At the time the Brasels were establishing a name in Houston, the city was a town with three daily newspapers to its name. Both Kenneth and Harriett were members of the Press Club into the 70s and established a social group. This included beach trips, parties and holiday celebrations as the group acted as a support network, which was the environment Julie grew up in.

“In a time when women’s choices for careers were still limited, I was seeing firsthand that women could hold their own in journalism, PR and advertising,” Fix said. “To say that I had a most unusual childhood is also an understatement.”

Part of Fix’s unusual childhood included helping with The Gridiron Show, which was a parody show to poke fun at politicians, socialites, community leaders and their own media organizations. Fix grew to help write skits for the show alongside her parents. The funds from this show also contributed to scholarship money for journalism students in the area.

As the Press Club’s time began to wind down, Fix’s parents bought the club’s player piano and it was one of the few things her daughter wanted. She’s had it refurbished and restored to the player piano status now.

Kenneth L. Brasel served as Press Club president twice and was the first PR man elected to do so. In his time member, Brasel acted as chair of the club’s scholarship committee, which Fix eventually followed in his footsteps, helping to interview and select the scholarship winners.

“That’s when his interest, and mine, really focused on how the Press Club, as well as individuals, could help secure funding for student scholarships,” Fix said. “You may be getting an understanding of what a huge part of our lives the Press Club and the people we met there were.”

In Fix’s own journalistic history, she interned at the Houston Chronicle during college and worked full-time in the summers on the criminal courts beat. Even when she got married in 1971, the reception was held at the Press Club.

After Harriett’s passing in 1988, the Gridiron Show was the last social event she attended. After, Fix took on the editor role for The Press Club of Houston Gridiron Show Bullsheet, which was a program for production and a vehicle for fundraising through ads and sponsorship edits.

“It was a no-brainer for Dad and me to agree to create a memorial Gridiron Show scholarship in her memory,” Fix said. “The Ken and Harriett Brasel Scholarship.”

At the same time, Kenneth passed in 2019, the Gridiron Show went dormant, Fix said. Once the show ended, she went on to work with the Valenti School in 1998 as a lecturer and then as instructional faculty starting in 2005.

Fix was named the Director of Undergraduate Studies in 2006 and acted as chair of the Scholarship Committee.

“It was a lot of years of hard work, but I loved leading the committee and working to improve the process for students and “selectors” while others doubled down on fundraising efforts,” Fix said. “We grew the program into, most years, well over $100,000 in awards — topping every other school/department in CLASS and CLASS as an entity. Am I proud of that? — You bet.”

To continue both of her parent’s legacies, Fix discussed options for the creation of the Brasel Family Scholarship.
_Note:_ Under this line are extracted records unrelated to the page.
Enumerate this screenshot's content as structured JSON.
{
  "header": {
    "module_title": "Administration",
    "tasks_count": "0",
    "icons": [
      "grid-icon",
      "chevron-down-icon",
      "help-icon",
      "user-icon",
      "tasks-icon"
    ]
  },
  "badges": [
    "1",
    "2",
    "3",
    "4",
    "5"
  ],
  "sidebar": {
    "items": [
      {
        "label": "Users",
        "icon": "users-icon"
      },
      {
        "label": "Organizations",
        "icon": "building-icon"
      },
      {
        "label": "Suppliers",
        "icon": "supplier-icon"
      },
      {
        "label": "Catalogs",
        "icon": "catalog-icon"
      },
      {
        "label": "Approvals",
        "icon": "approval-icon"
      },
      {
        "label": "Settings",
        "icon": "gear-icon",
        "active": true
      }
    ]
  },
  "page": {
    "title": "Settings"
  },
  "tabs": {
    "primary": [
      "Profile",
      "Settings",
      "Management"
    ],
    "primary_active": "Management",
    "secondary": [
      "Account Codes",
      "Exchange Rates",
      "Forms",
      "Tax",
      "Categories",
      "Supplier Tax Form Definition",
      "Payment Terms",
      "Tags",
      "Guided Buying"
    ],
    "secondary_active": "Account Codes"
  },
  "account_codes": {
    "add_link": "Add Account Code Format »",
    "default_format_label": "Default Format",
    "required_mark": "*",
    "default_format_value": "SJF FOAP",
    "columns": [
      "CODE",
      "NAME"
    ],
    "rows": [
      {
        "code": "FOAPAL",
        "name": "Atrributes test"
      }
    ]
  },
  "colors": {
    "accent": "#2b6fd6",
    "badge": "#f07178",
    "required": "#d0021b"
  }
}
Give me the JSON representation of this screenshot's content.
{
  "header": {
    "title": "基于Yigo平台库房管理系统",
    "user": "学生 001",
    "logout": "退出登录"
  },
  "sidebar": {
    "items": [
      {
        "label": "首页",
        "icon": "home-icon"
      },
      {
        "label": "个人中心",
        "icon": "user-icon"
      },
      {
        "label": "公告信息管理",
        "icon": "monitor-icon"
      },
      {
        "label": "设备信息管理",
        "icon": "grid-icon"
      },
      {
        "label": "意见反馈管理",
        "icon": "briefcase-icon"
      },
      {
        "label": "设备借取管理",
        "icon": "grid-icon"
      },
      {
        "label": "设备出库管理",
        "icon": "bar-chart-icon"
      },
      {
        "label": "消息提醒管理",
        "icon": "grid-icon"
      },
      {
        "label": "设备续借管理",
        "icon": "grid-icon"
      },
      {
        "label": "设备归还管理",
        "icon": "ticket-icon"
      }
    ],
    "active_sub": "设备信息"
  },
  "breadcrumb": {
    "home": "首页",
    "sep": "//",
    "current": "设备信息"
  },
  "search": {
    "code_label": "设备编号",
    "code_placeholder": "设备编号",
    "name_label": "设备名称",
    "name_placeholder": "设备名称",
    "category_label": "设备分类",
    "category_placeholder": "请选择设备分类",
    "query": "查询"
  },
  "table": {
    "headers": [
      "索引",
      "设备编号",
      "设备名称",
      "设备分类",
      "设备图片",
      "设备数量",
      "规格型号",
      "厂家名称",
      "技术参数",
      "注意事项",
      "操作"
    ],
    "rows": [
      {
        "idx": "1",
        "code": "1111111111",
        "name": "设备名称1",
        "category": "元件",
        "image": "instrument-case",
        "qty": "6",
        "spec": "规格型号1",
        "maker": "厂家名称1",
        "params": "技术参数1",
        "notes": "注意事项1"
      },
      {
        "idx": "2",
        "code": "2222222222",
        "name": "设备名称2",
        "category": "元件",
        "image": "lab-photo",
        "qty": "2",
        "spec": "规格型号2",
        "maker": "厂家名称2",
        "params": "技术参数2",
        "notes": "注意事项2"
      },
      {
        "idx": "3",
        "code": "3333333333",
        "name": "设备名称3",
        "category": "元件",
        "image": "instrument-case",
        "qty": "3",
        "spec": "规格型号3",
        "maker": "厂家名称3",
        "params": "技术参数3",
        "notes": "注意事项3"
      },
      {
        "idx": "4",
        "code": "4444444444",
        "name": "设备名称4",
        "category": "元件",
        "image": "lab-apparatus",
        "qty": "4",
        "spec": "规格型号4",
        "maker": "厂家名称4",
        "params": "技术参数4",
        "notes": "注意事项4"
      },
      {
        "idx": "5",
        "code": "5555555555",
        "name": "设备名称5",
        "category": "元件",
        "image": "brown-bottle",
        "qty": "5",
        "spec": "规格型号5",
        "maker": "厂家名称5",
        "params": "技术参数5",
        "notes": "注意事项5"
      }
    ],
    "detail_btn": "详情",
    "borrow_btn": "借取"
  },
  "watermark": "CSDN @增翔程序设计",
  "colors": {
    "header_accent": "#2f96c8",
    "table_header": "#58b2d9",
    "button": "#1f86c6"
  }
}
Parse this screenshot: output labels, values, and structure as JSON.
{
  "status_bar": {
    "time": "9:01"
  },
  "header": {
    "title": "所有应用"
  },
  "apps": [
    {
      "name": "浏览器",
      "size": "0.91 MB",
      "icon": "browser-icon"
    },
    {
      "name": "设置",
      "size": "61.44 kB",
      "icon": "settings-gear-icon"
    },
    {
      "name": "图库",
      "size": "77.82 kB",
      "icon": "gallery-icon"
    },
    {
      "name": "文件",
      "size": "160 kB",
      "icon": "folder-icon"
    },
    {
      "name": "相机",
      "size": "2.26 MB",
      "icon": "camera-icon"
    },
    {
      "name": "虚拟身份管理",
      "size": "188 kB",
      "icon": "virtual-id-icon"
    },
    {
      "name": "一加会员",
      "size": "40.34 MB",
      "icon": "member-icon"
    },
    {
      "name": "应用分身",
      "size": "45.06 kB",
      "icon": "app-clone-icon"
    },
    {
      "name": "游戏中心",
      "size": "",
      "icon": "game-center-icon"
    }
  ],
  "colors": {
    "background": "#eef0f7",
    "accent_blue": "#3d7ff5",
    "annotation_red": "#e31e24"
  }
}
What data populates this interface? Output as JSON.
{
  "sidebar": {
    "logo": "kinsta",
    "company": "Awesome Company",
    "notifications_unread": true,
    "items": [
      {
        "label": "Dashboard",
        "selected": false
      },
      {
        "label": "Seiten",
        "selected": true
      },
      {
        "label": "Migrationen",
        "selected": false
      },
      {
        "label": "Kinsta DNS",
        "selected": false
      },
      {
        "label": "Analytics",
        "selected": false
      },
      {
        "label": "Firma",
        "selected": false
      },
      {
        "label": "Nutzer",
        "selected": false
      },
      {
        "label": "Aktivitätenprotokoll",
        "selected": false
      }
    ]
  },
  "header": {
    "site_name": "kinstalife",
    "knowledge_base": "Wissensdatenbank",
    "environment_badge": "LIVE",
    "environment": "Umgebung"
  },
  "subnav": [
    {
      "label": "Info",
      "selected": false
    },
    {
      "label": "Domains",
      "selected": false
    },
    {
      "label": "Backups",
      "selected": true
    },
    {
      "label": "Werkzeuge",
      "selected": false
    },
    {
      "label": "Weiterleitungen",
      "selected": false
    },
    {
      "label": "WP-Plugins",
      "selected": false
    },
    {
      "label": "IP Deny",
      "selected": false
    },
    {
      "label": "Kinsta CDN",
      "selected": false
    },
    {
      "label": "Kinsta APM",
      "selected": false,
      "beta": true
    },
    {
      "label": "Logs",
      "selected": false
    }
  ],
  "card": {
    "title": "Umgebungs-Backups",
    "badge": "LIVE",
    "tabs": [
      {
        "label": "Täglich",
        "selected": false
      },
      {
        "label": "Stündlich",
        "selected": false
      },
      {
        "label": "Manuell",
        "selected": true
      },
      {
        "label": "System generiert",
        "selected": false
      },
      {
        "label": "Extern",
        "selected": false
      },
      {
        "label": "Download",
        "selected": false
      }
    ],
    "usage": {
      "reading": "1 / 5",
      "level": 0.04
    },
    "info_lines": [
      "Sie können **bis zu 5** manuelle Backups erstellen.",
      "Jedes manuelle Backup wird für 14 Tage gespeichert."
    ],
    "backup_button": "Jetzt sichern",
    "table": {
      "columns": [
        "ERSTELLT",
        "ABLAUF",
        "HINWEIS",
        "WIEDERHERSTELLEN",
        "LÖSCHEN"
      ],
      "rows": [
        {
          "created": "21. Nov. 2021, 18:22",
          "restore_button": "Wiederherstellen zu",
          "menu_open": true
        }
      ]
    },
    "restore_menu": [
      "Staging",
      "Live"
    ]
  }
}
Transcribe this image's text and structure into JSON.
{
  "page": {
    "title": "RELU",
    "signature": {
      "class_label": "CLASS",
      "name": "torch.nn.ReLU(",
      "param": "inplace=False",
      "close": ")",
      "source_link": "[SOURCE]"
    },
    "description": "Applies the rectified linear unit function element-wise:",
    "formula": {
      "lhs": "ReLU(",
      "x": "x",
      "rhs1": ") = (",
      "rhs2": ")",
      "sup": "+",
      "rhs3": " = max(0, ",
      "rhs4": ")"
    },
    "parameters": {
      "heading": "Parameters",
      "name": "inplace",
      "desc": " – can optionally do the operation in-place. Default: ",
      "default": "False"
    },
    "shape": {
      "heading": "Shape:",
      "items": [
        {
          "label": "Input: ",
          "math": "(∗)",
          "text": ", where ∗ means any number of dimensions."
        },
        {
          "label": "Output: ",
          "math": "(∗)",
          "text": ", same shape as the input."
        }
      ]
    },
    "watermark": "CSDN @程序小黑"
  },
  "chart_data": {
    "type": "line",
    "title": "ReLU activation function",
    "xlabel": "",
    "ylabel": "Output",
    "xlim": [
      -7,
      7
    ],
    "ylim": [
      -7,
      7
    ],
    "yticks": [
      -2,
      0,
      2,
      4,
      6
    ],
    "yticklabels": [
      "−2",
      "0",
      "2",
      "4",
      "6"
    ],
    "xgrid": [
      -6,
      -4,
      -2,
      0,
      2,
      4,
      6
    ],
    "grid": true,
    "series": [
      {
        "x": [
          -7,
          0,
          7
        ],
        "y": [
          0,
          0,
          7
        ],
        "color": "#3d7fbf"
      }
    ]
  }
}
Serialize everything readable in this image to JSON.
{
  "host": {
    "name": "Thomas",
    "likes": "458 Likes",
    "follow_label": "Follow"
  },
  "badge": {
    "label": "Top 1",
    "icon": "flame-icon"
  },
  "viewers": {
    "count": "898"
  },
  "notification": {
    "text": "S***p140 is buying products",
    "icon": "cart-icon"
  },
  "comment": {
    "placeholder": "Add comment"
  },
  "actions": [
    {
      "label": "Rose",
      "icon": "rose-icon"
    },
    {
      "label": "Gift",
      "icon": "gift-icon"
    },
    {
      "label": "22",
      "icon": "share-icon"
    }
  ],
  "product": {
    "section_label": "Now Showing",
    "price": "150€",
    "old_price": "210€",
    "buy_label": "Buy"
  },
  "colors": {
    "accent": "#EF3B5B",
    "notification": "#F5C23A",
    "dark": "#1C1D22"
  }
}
She wanted to endow a scholarship at UH for Valenti students in either journalism or PR, and two scholarships have been awarded thus far.

After years of working on Valenti Scholarships, as well as the Press Club’s, I’m keenly aware that people lose track of the backstories on program history and donors,” Fix said. “So far my memory is still strong enough for me to remember my growing up and early career years and it gives me great pleasure to do so.”